Friday, October 25, 2013
The Fukushima Problem
The aftermath of an tragedy is always a hotbed for problems. This is mainly because the tragedy overshadows all issues and becomes the center of media attention. Media coverage is a zero sum game; when you run a story it means that you are not running a competing story. However tragedies can sometimes have a positive effect by shining a spotlight on the difficulties a country is facing thus allowing the increased attention to provide an impetus for change.
Japan is currently facing some of the issues that come after a great tragedy. The Fukushima earthquake was a 7.1 magnitude earthquake that caused widespread damage and greatly affected a nuclear powerpoint. Radiation was released leading to the formation of a UN special committee to determine the safety and future of the area.

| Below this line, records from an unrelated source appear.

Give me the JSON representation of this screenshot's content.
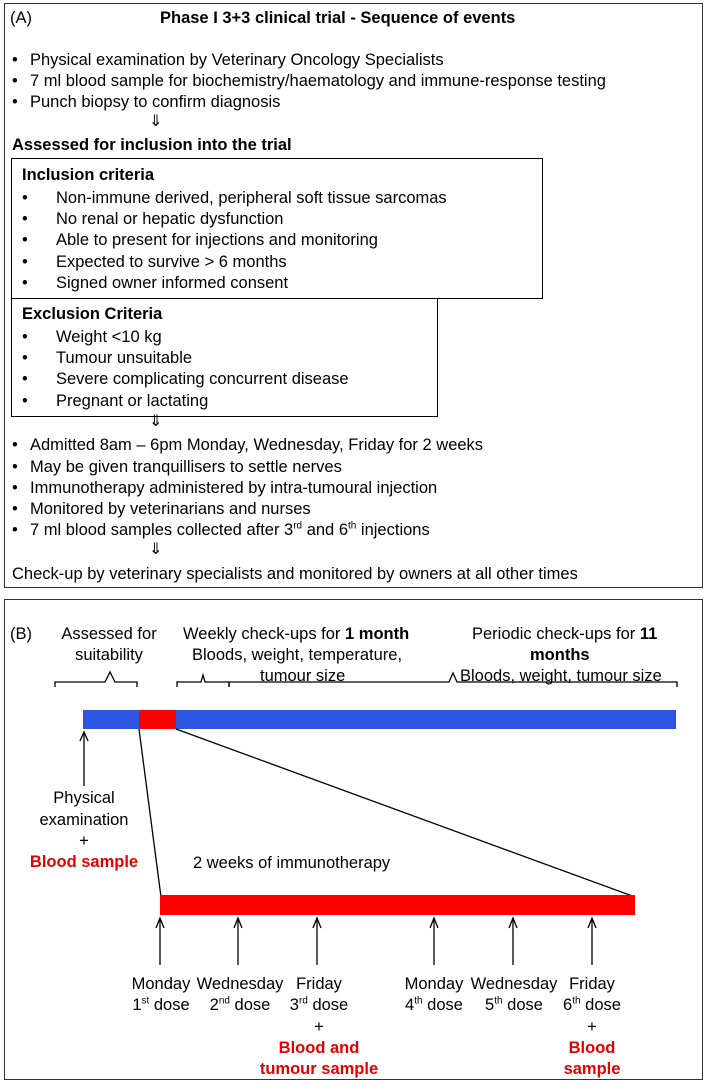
{
  "panelA": {
    "label": "(A)",
    "title": "Phase I 3+3 clinical trial - Sequence of events",
    "initial_steps": [
      "Physical examination by Veterinary Oncology Specialists",
      "7 ml blood sample for biochemistry/haematology and immune-response testing",
      "Punch biopsy to confirm diagnosis"
    ],
    "assessed_heading": "Assessed for inclusion into the trial",
    "inclusion": {
      "title": "Inclusion criteria",
      "items": [
        "Non-immune derived, peripheral soft tissue sarcomas",
        "No renal or hepatic dysfunction",
        "Able to present for injections and monitoring",
        "Expected to survive > 6 months",
        "Signed owner informed consent"
      ]
    },
    "exclusion": {
      "title": "Exclusion Criteria",
      "items": [
        "Weight <10 kg",
        "Tumour unsuitable",
        "Severe complicating concurrent disease",
        "Pregnant or lactating"
      ]
    },
    "treatment_steps": [
      "Admitted 8am – 6pm Monday, Wednesday, Friday for 2 weeks",
      "May be given tranquillisers to settle nerves",
      "Immunotherapy administered by intra-tumoural injection",
      "Monitored by veterinarians and nurses"
    ],
    "blood_step": {
      "prefix": "7 ml blood samples collected after 3",
      "sup1": "rd",
      "mid": " and 6",
      "sup2": "th",
      "suffix": " injections"
    },
    "footer": "Check-up by veterinary specialists and monitored by owners at all other times",
    "arrow_glyph": "⇓",
    "bullet": "•"
  },
  "panelB": {
    "label": "(B)",
    "assessed_line1": "Assessed for",
    "assessed_line2": "suitability",
    "weekly_prefix": "Weekly check-ups for ",
    "weekly_bold": "1 month",
    "weekly_line2": "Bloods, weight, temperature,",
    "weekly_line3": "tumour size",
    "periodic_prefix": "Periodic check-ups for ",
    "periodic_bold1": "11",
    "periodic_bold2": "months",
    "periodic_line3": "Bloods, weight, tumour size",
    "physical_line1": "Physical",
    "physical_line2": "examination",
    "physical_plus": "+",
    "physical_blood": "Blood sample",
    "immuno_label": "2 weeks of immunotherapy",
    "colors": {
      "timeline_blue": "#2e55e0",
      "therapy_red": "#ff0000"
    },
    "doses": [
      {
        "day": "Monday",
        "num": "1",
        "sup": "st",
        "word": " dose"
      },
      {
        "day": "Wednesday",
        "num": "2",
        "sup": "nd",
        "word": " dose"
      },
      {
        "day": "Friday",
        "num": "3",
        "sup": "rd",
        "word": " dose"
      },
      {
        "day": "Monday",
        "num": "4",
        "sup": "th",
        "word": " dose"
      },
      {
        "day": "Wednesday",
        "num": "5",
        "sup": "th",
        "word": " dose"
      },
      {
        "day": "Friday",
        "num": "6",
        "sup": "th",
        "word": " dose"
      }
    ],
    "dose3_plus": "+",
    "dose3_sample_line1": "Blood and",
    "dose3_sample_line2": "tumour sample",
    "dose6_plus": "+",
    "dose6_sample_line1": "Blood",
    "dose6_sample_line2": "sample"
  }
}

The human rights issue at the heart of this situation is whether the government should evacuate the region because the radiation is harmful. The Japanese government is at a precarious position, the Fukushima region is economically important and mass evacuations would be both politically and economically untenable. Yet ethically it seems that even the slightest chance of harm should supercede any replaceable economic interests. Governments have always faced these types of questions; having to weigh the interests of particular groups of people versus the overall interest of the group. While no right answer exists the terrible harms of radiation would suggest that an evacuation is in the best interests of all.